Port Hedland solar farm and big battery. Photo: APA Group.
The Clean Energy Investor Group (CEIG), a lobby group representing major investors, wants foreign investment rules to be tidied up to ensure that offshore capital can continue to flow into Australian renewable energy projects.
About 70 per cent of the funds needed to pay for future clean energy projects are expected to come from overseas investors, and the CEIG is worried the rivers of gold are at risk if key changes aren’t made.
“Policy and regulatory barriers, particularly in foreign investment, taxation, and superannuation, are limiting capital flows into sectors critical to long-term productivity and economic resilience,” the CEIG’s Marilyne Crestias wrote in a submission to the federal productivity roundtable.
She says the EU and China have “more transparent, efficient, and coordinated” foreign investment rules than Australia.

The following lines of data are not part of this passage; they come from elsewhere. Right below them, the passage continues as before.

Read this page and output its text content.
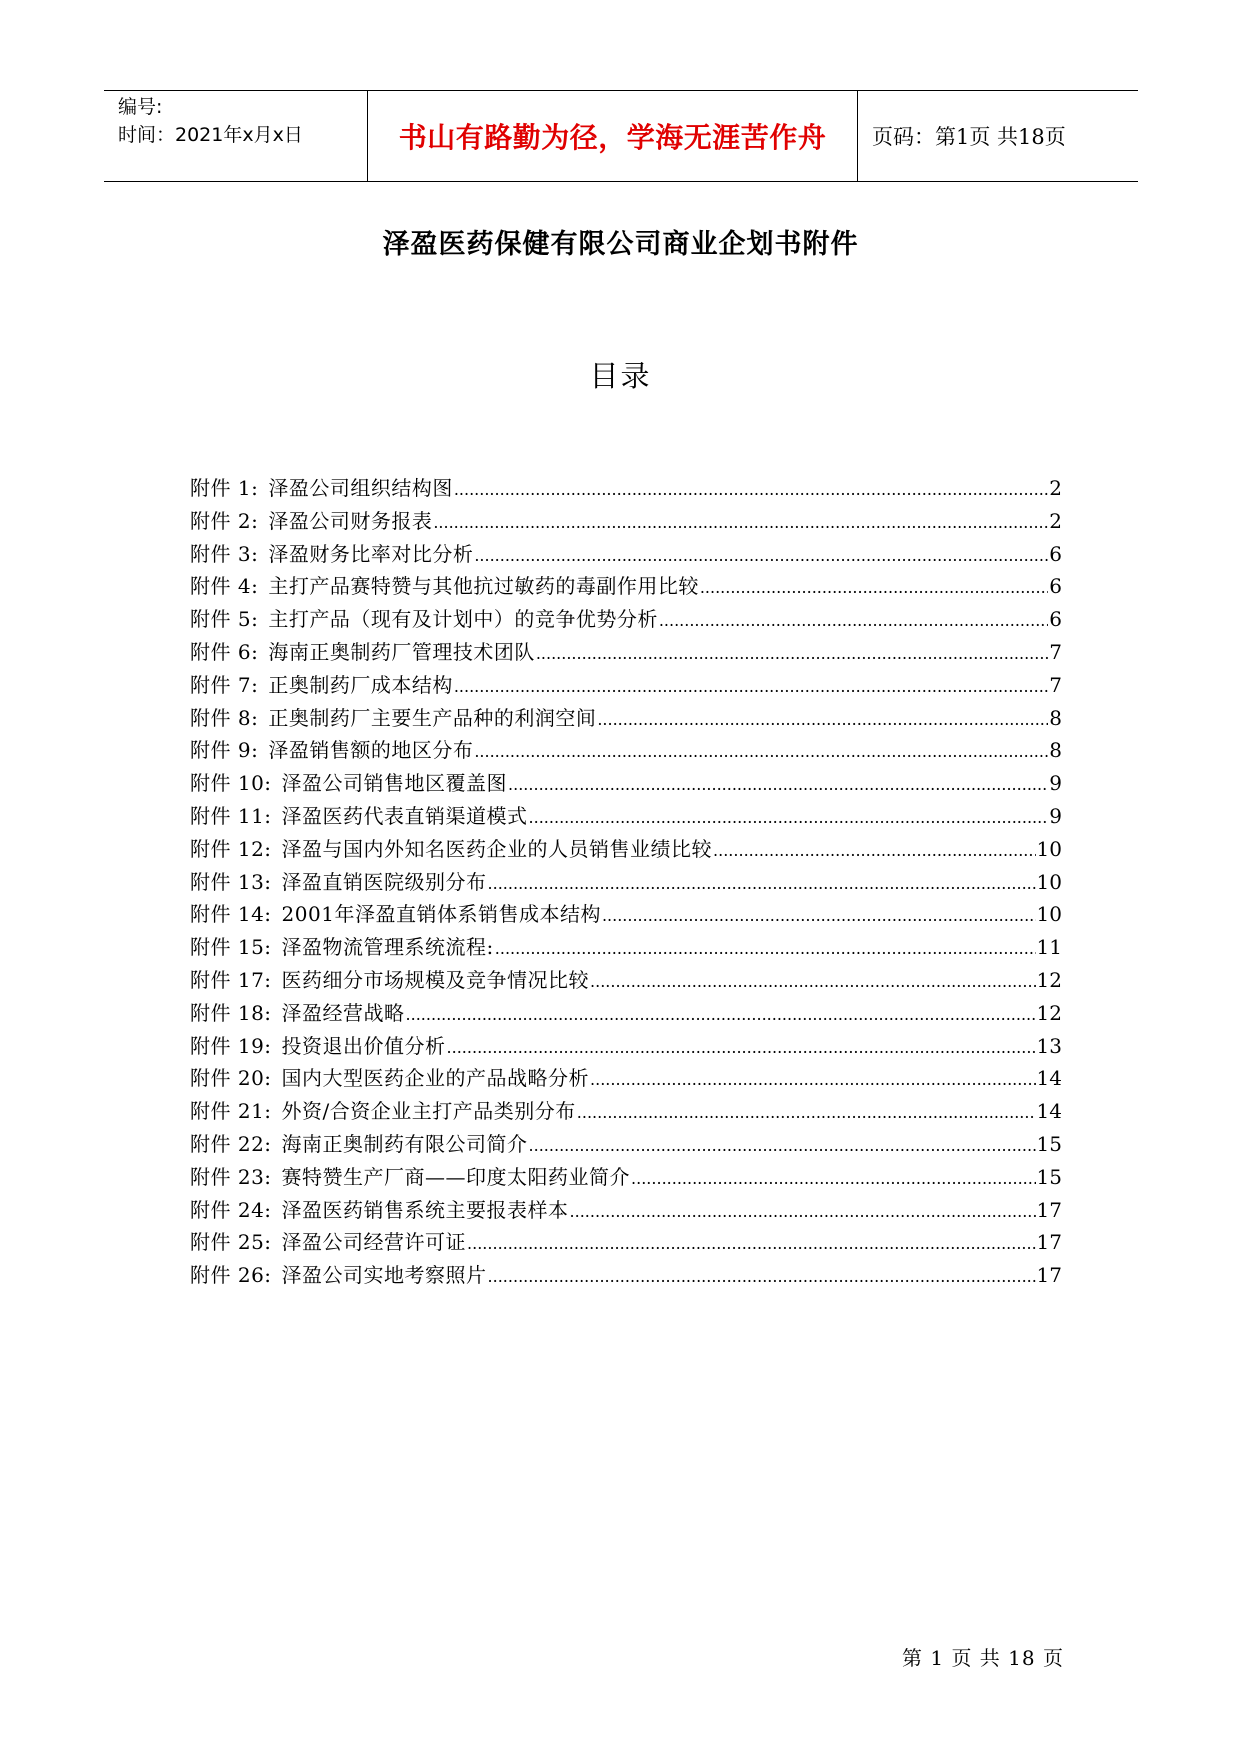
编号:
时间：2021年x月x日	书山有路勤为径，学海无涯苦作舟	页码：第1页 共18页
泽盈医药保健有限公司商业企划书附件
目录
附件 1: 泽盈公司组织结构图 .....	2
附件 2: 泽盈公司财务报表 .....	2
附件 3: 泽盈财务比率对比分析 .....	6
附件 4: 主打产品赛特赞与其他抗过敏药的毒副作用比较 .....	6
附件 5: 主打产品（现有及计划中）的竞争优势分析 .....	6
附件 6: 海南正奥制药厂管理技术团队 .....	7
附件 7: 正奥制药厂成本结构 .....	7
附件 8: 正奥制药厂主要生产品种的利润空间 .....	8
附件 9: 泽盈销售额的地区分布 .....	8
附件 10: 泽盈公司销售地区覆盖图 .....	9
附件 11: 泽盈医药代表直销渠道模式 .....	9
附件 12: 泽盈与国内外知名医药企业的人员销售业绩比较 .....	10
附件 13: 泽盈直销医院级别分布 .....	10
附件 14: 2001年泽盈直销体系销售成本结构 .....	10
附件 15: 泽盈物流管理系统流程: .....	11
附件 17: 医药细分市场规模及竞争情况比较 .....	12
附件 18: 泽盈经营战略 .....	12
附件 19: 投资退出价值分析 .....	13
附件 20: 国内大型医药企业的产品战略分析 .....	14
附件 21: 外资/合资企业主打产品类别分布 .....	14
附件 22: 海南正奥制药有限公司简介 .....	15
附件 23: 赛特赞生产厂商——印度太阳药业简介 .....	15
附件 24: 泽盈医药销售系统主要报表样本 .....	17
附件 25: 泽盈公司经营许可证 .....	17
附件 26: 泽盈公司实地考察照片 .....	17
第 1 页 共 18 页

“Renewable energy projects often face stricter thresholds and more frequent [Foreign Investment Review Board] reviews than comparable investments in other sectors,” she wrote.
“The case-by-case nature of assessments introduces uncertainty and makes deal structuring more difficult. Some foreign investors, particularly those from Asia and the Middle East, face additional scrutiny or informal limitations due to geopolitical concerns.”
The CEIG’s 2025 Clean Energy Outlook ranked Australia as “somewhat attractive” for clean energy investment.
However, this was not due to foreign investment rules but transmission delays, slow planning processes, costly and slow grid connections and lengthy environmental assessments.
A big problem for foreign investors in Australia is that they often use agricultural land, which means federal review is needed for land packages worth more than $15 million for the majority of investors.
For vacant commercial land, that threshold is set at $0 meaning all deals must go through the Foreign Investors Review Board (FIRB).
The CEIG wants these land thresholds updated for clean energy projects, and assessments of these “streamlined” when they meet national objectives.
In what may be a controversial move, given the consistent refrain that renewables projects represent the “loss of productive land” by people opposed to or worried about them, the CEIG would like to see developed renewable energy sites classified as infrastructure rather than agricultural or commercial land, for FIRB purposes.
And it’s also suggesting that renewable energy projects get an exemption to rules banning foreign investors from buying established residential houses – for example farms with dwellings on them for a solar or wind farm.
A revived move this year to broaden what counts as a capital gains asset also struck at the heart of what the CEIG considers reasonable.
Currently, foreign-based investors in renewable energy projects don’t need to pay capital gains tax when they sell.
The federal government is proposing to expand the definition of “close economic connection” to the land to include installed infrastructure – including wind turbines, solar panels, batteries and substations.
In the submission, The CEIG claims that foreign resident capital gains tax changes are causing global investors to “consider Australia to have sovereign risk because of the quantity and quick pace of reforms”.
Sovereign risk is when a government may not be able to pay its debts, as opposed to the perceived risk to commercial interests when governments implement budget measures.
The CEIG says Canada, Germany, the Netherlands, the US and the UK have exempted clean energy infrastructure from foreign capital gains taxes.
The solution is to make land used for clean energy infrastructure a type of personal property, for tax purposes, in order to “bolster Australia’s business case in the competition for global capital”, the CEIG says.
The lobby group’s final recommendation was a tweak for local investors – super funds, to be specific.
Under the Your Future, Your Super (YFYS) performance test, super funds must report their investment performance and compare it to the benchmark.
High emissions funds are measured against those with climate goals – and often the former comes out on top.
“The test uses outdated benchmarks based on historically strong-performing legacy infrastructure, often dominated by fossil fuel assets,” the CEIG submission says.
“This creates a bias that penalises investment in newer, unlisted asset classes like renewables, even if they are strategically sound and aligned with long-term member interests.
“As a result, super funds are often disincentivised from investing in clean energy to avoid failing the test.”
A way to include clean energy investing into this test is to integrate the Australian Prudential Regulation Authority’s (APRA) heatmaps, which show how well funds are performing in different areas, as well as creating a clean energy infrastructure asset class.